I think that’s a pretty genius solution because I know how desperately I need a Helper to remember what Jesus did for me and what He continues to do in and around me. I especially need a Helper when I feel weak, tempted, broken, and discouraged. That’s what is so beautiful to me about celebration – it’s simply surrendering to the Holy Spirit, and pausing to reflect on what the Lord has done or is doing. It means letting Him remind me through family, through friends, through song, through reading the Bible, through answered prayers, through blogs, through creation itself. If we ever had a reason to celebrate, has anyone or anything ever been more worthy than Jesus and the gospel?
When I started setting the intention to practice celebration more this year, I wasn’t instantly changed or wow-ed. Sometimes it’s really hard – especially on days when I’m in a pity party, have a busy day, or I’m just straight up not trusting God with something. So far, my experience has been like most things in the Christian life – a slow, steady, week by week transformation. Over time being transformed in this area of my life has looked like more contentment and less comparison. It’s looked like noticing how often I dwell on the future with anxiety because I forget how faithful the Lord has been to me and those around me. Not only has it increased my faith and trust in God, but it’s helped me to be more gracious and patient with others when they forget to remember, too.
Say it with me:
“I will remember the deeds of the LORD; yes, I will remember your miracles of long ago.” (Psalm 77:11)
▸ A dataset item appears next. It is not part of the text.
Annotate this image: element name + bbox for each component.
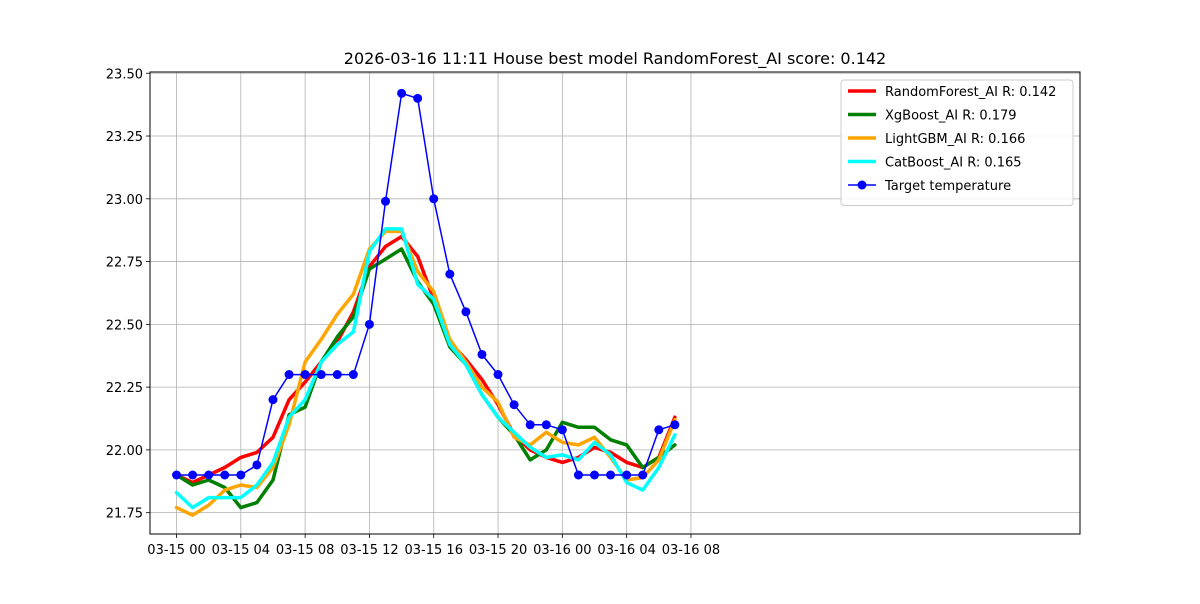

Ways I’ve practiced the art of celebration that I’ve found to be helpful:
- Meditate. Pause wherever you are right now and meditate in silence on what God has done in you and those around you lately.
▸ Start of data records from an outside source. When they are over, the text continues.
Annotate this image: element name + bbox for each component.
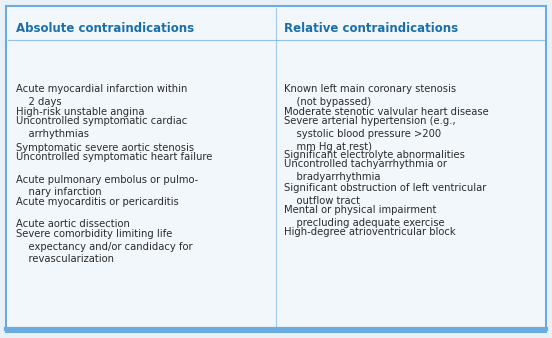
FancyBboxPatch shape <box>6 6 546 332</box>
Text: Mental or physical impairment
    precluding adequate exercise: Mental or physical impairment precluding… <box>284 205 444 228</box>
Text: High-degree atrioventricular block: High-degree atrioventricular block <box>284 227 455 238</box>
Text: Known left main coronary stenosis
    (not bypassed): Known left main coronary stenosis (not b… <box>284 84 456 107</box>
Text: Acute myocarditis or pericarditis: Acute myocarditis or pericarditis <box>16 197 179 207</box>
Text: Uncontrolled tachyarrhythmia or
    bradyarrhythmia: Uncontrolled tachyarrhythmia or bradyarr… <box>284 160 447 182</box>
Text: Absolute contraindications: Absolute contraindications <box>16 22 194 35</box>
Text: Acute myocardial infarction within
    2 days: Acute myocardial infarction within 2 day… <box>16 84 187 107</box>
Text: Symptomatic severe aortic stenosis: Symptomatic severe aortic stenosis <box>16 143 194 153</box>
Text: Acute aortic dissection: Acute aortic dissection <box>16 219 130 229</box>
Text: Uncontrolled symptomatic cardiac
    arrhythmias: Uncontrolled symptomatic cardiac arrhyth… <box>16 116 187 139</box>
Text: Relative contraindications: Relative contraindications <box>284 22 458 35</box>
Text: Significant obstruction of left ventricular
    outflow tract: Significant obstruction of left ventricu… <box>284 183 486 206</box>
Text: Significant electrolyte abnormalities: Significant electrolyte abnormalities <box>284 150 465 160</box>
Text: Uncontrolled symptomatic heart failure: Uncontrolled symptomatic heart failure <box>16 152 213 163</box>
Text: Severe comorbidity limiting life
    expectancy and/or candidacy for
    revascu: Severe comorbidity limiting life expecta… <box>16 229 193 264</box>
Text: Acute pulmonary embolus or pulmo-
    nary infarction: Acute pulmonary embolus or pulmo- nary i… <box>16 175 198 197</box>
Text: Moderate stenotic valvular heart disease: Moderate stenotic valvular heart disease <box>284 106 489 117</box>
Text: Severe arterial hypertension (e.g.,
    systolic blood pressure >200
    mm Hg a: Severe arterial hypertension (e.g., syst… <box>284 116 455 152</box>
Text: High-risk unstable angina: High-risk unstable angina <box>16 106 145 117</box>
- Sing. Belt out a worship song on your next commute – and remember with joy what God has done in and around you.
- Reach out. Text a friend this week – tell them how you’ve seen God move in and through them lately.
- Reflect. Go back in your journal and write down how you’ve seen God answer recent prayers this weekend – and – next time you go to a small group or church ask yourself, “What have I seen God do here lately?”, instead of nitpicking what you have not seen.
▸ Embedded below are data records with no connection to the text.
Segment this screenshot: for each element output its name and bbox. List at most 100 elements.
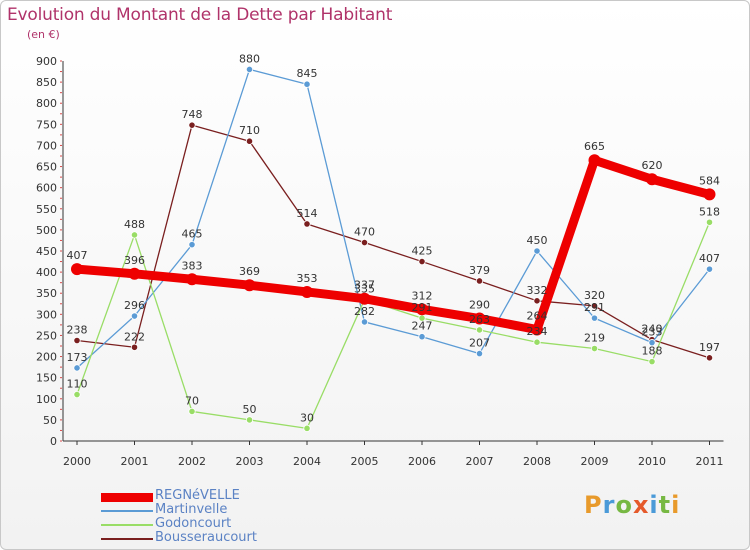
y-tick-label: 700	[36, 139, 57, 152]
data-point-bousseraucourt	[245, 137, 254, 145]
data-label: 383	[182, 259, 203, 272]
data-label: 320	[584, 289, 605, 302]
data-point-bousseraucourt	[705, 354, 714, 362]
data-label: 263	[469, 313, 490, 326]
y-tick-label: 250	[36, 329, 57, 342]
x-tick-label: 2002	[178, 455, 206, 468]
data-point-bousseraucourt	[360, 238, 369, 247]
x-tick-label: 2001	[121, 455, 149, 468]
data-point-martinvelle	[245, 65, 254, 74]
legend-label: Bousseraucourt	[155, 530, 257, 545]
data-point-martinvelle	[590, 314, 599, 322]
data-label: 880	[239, 52, 260, 65]
data-point-martinvelle	[418, 333, 426, 341]
legend-label: Godoncourt	[155, 516, 232, 531]
data-label: 110	[67, 378, 88, 391]
y-tick-label: 0	[50, 435, 57, 448]
data-label: 70	[185, 394, 199, 407]
data-label: 845	[297, 67, 318, 80]
axes: 0501001502002503003504004505005506006507…	[36, 55, 724, 468]
series-layer	[71, 65, 716, 432]
data-point-regnévelle	[646, 173, 658, 186]
data-label: 207	[469, 337, 490, 350]
data-label: 337	[354, 279, 375, 292]
data-point-martinvelle	[648, 339, 656, 347]
data-point-regnévelle	[243, 279, 256, 292]
data-point-martinvelle	[130, 312, 139, 320]
data-label: 30	[300, 411, 314, 424]
data-point-godoncourt	[188, 407, 196, 416]
data-label: 296	[124, 299, 145, 312]
series-line-martinvelle	[76, 68, 711, 369]
data-point-bousseraucourt	[73, 336, 81, 345]
y-tick-label: 50	[43, 414, 57, 427]
y-tick-label: 850	[36, 76, 57, 89]
data-label: 312	[412, 289, 433, 302]
data-point-regnévelle	[128, 267, 141, 280]
data-point-godoncourt	[648, 358, 656, 366]
data-label: 396	[124, 254, 145, 267]
x-tick-label: 2004	[293, 455, 321, 468]
data-point-bousseraucourt	[418, 257, 426, 266]
data-label: 488	[124, 218, 145, 231]
legend-swatch	[101, 524, 153, 526]
unit-label: (en €)	[27, 28, 60, 41]
legend-label: Martinvelle	[155, 502, 228, 517]
data-label: 353	[297, 272, 318, 285]
data-label: 407	[67, 249, 88, 262]
x-tick-label: 2011	[696, 455, 724, 468]
data-label: 188	[642, 345, 663, 358]
data-label: 407	[699, 252, 720, 265]
data-label: 238	[67, 324, 88, 337]
data-label: 264	[527, 310, 548, 323]
data-label: 173	[67, 351, 88, 364]
data-point-godoncourt	[130, 231, 139, 239]
data-point-bousseraucourt	[130, 343, 139, 351]
data-labels-layer: 238 222 748 710 514 470 425 379 332 320 240 197 173 2…	[67, 52, 721, 424]
proxiti-logo: Proxiti	[584, 491, 681, 519]
data-point-regnévelle	[301, 285, 313, 298]
data-label: 219	[584, 332, 605, 345]
line-chart: 0501001502002503003504004505005506006507…	[36, 52, 724, 468]
data-label: 425	[412, 245, 433, 258]
data-label: 290	[469, 299, 490, 312]
data-point-bousseraucourt	[533, 297, 541, 305]
data-label: 450	[527, 234, 548, 247]
data-point-godoncourt	[590, 344, 599, 353]
data-point-regnévelle	[71, 263, 83, 276]
y-tick-label: 400	[36, 266, 57, 279]
data-point-bousseraucourt	[188, 121, 196, 129]
y-tick-label: 550	[36, 203, 57, 216]
x-tick-label: 2005	[351, 455, 379, 468]
data-point-bousseraucourt	[475, 277, 484, 285]
data-label: 197	[699, 341, 720, 354]
data-label: 584	[699, 174, 720, 187]
data-label: 50	[243, 403, 257, 416]
data-point-godoncourt	[533, 338, 541, 346]
data-label: 247	[412, 320, 433, 333]
data-point-martinvelle	[533, 247, 541, 255]
y-tick-label: 900	[36, 55, 57, 68]
data-point-martinvelle	[705, 265, 714, 273]
data-point-martinvelle	[73, 364, 81, 372]
chart-title: Evolution du Montant de la Dette par Hab…	[7, 5, 393, 25]
data-label: 234	[527, 325, 548, 338]
data-label: 379	[469, 264, 490, 277]
data-point-godoncourt	[705, 218, 714, 226]
data-point-regnévelle	[588, 154, 601, 167]
x-tick-label: 2008	[523, 455, 551, 468]
x-tick-label: 2010	[638, 455, 666, 468]
data-point-godoncourt	[245, 416, 254, 424]
data-label: 233	[642, 326, 663, 339]
y-tick-label: 500	[36, 224, 57, 237]
y-tick-label: 200	[36, 351, 57, 364]
y-tick-label: 450	[36, 245, 57, 258]
y-tick-label: 750	[36, 118, 57, 131]
data-label: 748	[182, 108, 203, 121]
x-tick-label: 2009	[581, 455, 609, 468]
data-point-regnévelle	[416, 303, 428, 316]
legend-swatch	[101, 492, 153, 502]
data-point-bousseraucourt	[303, 220, 311, 228]
data-label: 332	[527, 284, 548, 297]
legend-swatch	[101, 510, 153, 512]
- Read. Look at these Psalms every night before you go to sleep this week (Psalm 78, 89, 103 – 107).
- Pause. Set a reminder on your phone at a time you’re normally tempted to rush past what God is doing (for me, lunch is a good time to pause and reflect on what God is doing that day and thank Him for it) and try it for the next month.
And remember, our own effort will not ultimately transform our forgetfulness – it’s the Helper who will remind us of what Jesus has done.